Thursday, May 22, 2014

sometimes a slight notion



The "Becoming Minimalist" blog says:


"Minimalism is the intentional promotion of the things we most value and the removal of everything that distracts us from it.  It requires a conscious decision.  It is a counter-cultural lifestyle that stands against the culture of overconsumption...."


============


The last drop of olive oil was used in cooking, and I stopped before putting the empty bottle in the kitchen wastebasket.  I kind of don't like to "throw away" the bottle because it's made of thick, green-tinted glass.  It's solid.  Even with the label on, it's attractive.  And on the surface are some designs that are "raised" -- like, if you touch them, you can feel them, standing out from the bottle's surface.


I put in soap-and-water and let stand in the sink.  And thought -- but what would I use it for?  A glass container with a more spacious opening at the top can have many uses.





But this olive oil bottle has a smaller, "pouring-oriented" opening.  Only use I can think of for it is putting in silk flowers.  I have two or three small silk-flower arrangements in "re-purposed" containers; I think it's enough -- am "not into" having more.

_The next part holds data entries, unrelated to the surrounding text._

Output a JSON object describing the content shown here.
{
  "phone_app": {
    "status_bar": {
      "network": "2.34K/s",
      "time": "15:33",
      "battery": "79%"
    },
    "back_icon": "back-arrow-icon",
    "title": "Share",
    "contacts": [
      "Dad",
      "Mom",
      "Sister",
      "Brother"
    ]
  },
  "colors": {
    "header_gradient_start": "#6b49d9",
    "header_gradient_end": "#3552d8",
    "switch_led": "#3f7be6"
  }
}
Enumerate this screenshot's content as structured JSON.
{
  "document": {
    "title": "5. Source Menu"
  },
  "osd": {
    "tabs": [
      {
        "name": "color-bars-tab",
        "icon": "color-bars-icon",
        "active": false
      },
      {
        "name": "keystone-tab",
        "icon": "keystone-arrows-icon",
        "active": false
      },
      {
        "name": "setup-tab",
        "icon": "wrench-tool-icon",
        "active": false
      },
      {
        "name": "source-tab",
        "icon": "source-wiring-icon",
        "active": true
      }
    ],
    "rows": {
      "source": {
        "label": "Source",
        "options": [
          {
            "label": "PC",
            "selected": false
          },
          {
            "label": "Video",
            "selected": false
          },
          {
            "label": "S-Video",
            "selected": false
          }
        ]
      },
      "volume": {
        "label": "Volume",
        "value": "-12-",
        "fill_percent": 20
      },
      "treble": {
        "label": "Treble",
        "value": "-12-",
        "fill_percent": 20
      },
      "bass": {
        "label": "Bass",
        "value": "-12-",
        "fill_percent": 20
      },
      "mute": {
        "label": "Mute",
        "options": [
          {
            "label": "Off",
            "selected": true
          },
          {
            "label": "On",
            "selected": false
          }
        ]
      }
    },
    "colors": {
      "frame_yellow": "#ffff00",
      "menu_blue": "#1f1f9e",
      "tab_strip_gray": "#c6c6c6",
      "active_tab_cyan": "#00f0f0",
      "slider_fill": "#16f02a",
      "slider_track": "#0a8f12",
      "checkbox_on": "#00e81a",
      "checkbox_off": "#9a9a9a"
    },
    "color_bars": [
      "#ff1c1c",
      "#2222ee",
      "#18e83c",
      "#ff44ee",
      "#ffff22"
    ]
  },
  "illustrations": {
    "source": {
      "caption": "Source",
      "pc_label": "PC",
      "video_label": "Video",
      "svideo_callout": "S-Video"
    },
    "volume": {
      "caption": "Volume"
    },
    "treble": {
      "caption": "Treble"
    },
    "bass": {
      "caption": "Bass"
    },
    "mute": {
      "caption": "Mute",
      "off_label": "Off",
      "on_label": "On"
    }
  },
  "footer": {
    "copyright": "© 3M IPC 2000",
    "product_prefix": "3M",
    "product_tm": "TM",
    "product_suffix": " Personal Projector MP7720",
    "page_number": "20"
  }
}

> > > Toss that empty olive-oil bottle.  It's garbage.  Don't wash it! -- are you crazy?  (Would the "Becoming Minimalist" blogger say throw it out, it's extra clutter?  Or would he approve the re-purposing?...)


A friend of mine said, years ago one evening, that she kind of hated to throw out empty glass containers because so many of them are very nice, & glass is a "real" thing. 


I knew what she meant.


Why did she have to say that?


Because now here I am -- an empty jar of facial moisturizer, washed-and-dried, is filled with pennies, and sits on desk, as a paperweight.


A casual-bouquet of silk flowers shoots up from a former jar-of-preserves, and another jelly-jar is now a beverage glass.  It's octagonal -- with rounded, soft lines where the shape "turns"...


This is a container to hold paper-clips:


,


and there's an olive-oil bottle sitting in the kitchen sink, brimming with dishwashing-liquid-laced water.  Mmrmfgh.


I'm not "crafty" enough, or talented enough, to think of something to do with every empty glass container.  Some of them (most of them) I have to toss.